‘To productize or not’ is the question that many boutique analytics firms are facing. Faced with an urge to grow beyond the small company / start up tag, and being unable to match these aspirations with the current business model of providing high end, customized solutions analytics firms are now trying to evolve products based on the experience that they had with their experiences.
At a certain level this indeed seems the way ahead and a very logical extension of the domain and technical skill sets that these companies have build in the past year.

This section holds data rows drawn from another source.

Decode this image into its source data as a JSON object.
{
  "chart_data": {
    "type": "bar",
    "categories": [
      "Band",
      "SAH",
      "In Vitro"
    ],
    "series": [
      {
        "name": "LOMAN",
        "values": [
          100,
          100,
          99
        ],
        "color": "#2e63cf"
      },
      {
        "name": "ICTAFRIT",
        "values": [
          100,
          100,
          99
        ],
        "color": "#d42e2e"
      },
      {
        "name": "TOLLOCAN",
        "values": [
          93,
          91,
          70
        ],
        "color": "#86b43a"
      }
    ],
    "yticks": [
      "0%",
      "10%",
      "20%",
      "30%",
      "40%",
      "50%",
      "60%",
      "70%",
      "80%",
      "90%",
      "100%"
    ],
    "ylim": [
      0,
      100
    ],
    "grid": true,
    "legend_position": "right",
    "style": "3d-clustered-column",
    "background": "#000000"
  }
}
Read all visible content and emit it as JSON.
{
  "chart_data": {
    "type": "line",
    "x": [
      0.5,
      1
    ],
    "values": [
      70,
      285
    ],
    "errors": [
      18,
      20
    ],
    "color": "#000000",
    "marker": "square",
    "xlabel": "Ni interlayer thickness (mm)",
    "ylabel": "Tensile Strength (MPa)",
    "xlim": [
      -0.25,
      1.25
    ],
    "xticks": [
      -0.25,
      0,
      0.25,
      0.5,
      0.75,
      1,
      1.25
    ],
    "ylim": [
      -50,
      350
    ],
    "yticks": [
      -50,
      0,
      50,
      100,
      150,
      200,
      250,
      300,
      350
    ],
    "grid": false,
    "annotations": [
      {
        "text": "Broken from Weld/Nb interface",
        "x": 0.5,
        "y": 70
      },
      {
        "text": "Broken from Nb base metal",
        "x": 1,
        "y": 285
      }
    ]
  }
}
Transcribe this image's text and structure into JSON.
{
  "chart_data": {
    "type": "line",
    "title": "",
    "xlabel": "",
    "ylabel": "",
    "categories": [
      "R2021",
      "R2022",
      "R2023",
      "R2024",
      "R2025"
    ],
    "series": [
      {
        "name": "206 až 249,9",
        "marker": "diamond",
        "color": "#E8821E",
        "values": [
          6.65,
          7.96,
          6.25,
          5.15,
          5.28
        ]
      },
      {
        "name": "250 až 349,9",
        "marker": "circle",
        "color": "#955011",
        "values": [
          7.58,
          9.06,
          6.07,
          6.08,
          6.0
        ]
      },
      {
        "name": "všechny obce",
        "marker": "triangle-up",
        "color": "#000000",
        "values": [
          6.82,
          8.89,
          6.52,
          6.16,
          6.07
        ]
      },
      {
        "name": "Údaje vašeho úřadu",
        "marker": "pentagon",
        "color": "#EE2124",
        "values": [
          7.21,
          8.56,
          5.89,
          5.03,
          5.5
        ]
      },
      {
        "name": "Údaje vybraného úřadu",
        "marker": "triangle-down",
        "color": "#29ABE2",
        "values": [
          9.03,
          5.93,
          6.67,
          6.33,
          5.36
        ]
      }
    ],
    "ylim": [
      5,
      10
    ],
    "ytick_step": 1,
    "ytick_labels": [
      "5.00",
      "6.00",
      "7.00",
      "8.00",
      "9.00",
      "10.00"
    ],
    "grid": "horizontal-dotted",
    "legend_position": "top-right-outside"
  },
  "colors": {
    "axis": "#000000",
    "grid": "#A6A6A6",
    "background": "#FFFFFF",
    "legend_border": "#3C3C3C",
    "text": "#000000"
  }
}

However, the potential of ‘productization’ of analytics solutions need to be viewed from the prism of two critical things:
- Re-applicability
- Statistical robustness
1. Re-applicability:
Some of the questions that concern with re-applicability of analytics solutions are:
- Is the product, with minor customizations, ready to be installed?
- Are there any category / industry / domain specific nuances critical and can be they be programmed in the model?
- Is the list of variables / scenarios considered for building the model exhaustive?
- Do the variables change so much over a short period of time that using an outdated model would actually back-fire? E.g. A model that is used to predict likeability of clothes (Since fashion changes so much over time)
Is the effort to address the above issues significantly less than creating a new model?
If answer to all above is yes, then the product can be said to have high re-applicability.
2. Statistical robustness:
Any product needs to stand the test of accuracy. In analytics, it means it has to be statistically robust. A weak model would result in unpredictable results. A weak model is unable to stand the test of integrity, of the model as well as the modeler.
If Re-applicability as well Statistical robustness is high, then go forth comrade and productize - and may your tribe muliply!